Baling Talks led Zainuddin to journalism


  • Nation
  • Monday, 27 Oct 2003

ONE person who has come out strongly against Chin Peng's return to Malaysia is Deputy Information Minister Datuk Zainuddin Maidin.  

“Chin Peng is our enemy who had brutally killed our people. He may be wearing a suit now, but he is still a communist. 

“Many Chinese too had lost their lives in the hands of the Communist Party of Malaya (CPM) during the Emergency, including civilians,” he said. 

Ironically, for someone who speaks in such hostile terms about communism, the ideology and its development in pre-independence Malaya were somewhat a positive factor in charting his career path.  

In a recent interview, Zainuddin revealed that it was communism that first inspired him to be a journalist, a profession that later served as a launching pad for his entry into politics. 

The year was 1955. Zainuddin was a 16-year-old when the Baling Talks was held between CPM and the government of Malaya, which was still under British rule but preparing for a transition to self-rule with mounting pressure from both the communist threat and the people's aspirations. 

He was swept up in the excitement generated by the peace talks aimed at disarming the communists, which saw the local folk eagerly awaiting every piece of news coming out of Baling and debating the latest developments. 

“I was living then in a village in Kota Kuala Muda in Kedah, where my disabled uncle ran a news-stand from home. 

“I could feel the excitement as people were pouring into the house to get the papers and they sometimes lingered on to talk about the implication of the peace talks on the country’s direction as it headed towards independence. 

“There was a strong sense of nationalism in the air then.
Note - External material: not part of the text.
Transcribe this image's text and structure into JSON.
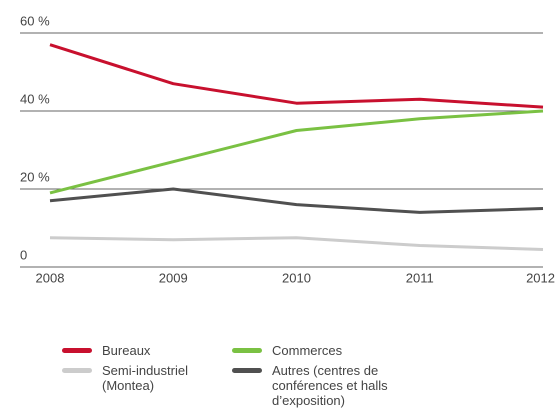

I was moved and made up my mind that I wanted to become a journalist one day to witness major events unfolding personally,” he recalled. 

(Historians believe that the failed Baling Talks had played a role in speeding up the independence process as Tunku Abdul Rahman – who went on to become the first prime minister – had used the communist threat as a bargaining chip to put pressure on the British.) 

Thirty years later, not only had Zainuddin fulfilled his ambition to become a journalist, but he was also among those covering the second peace talks between the CPM and the Malaysian Government in Haadyai in 1989.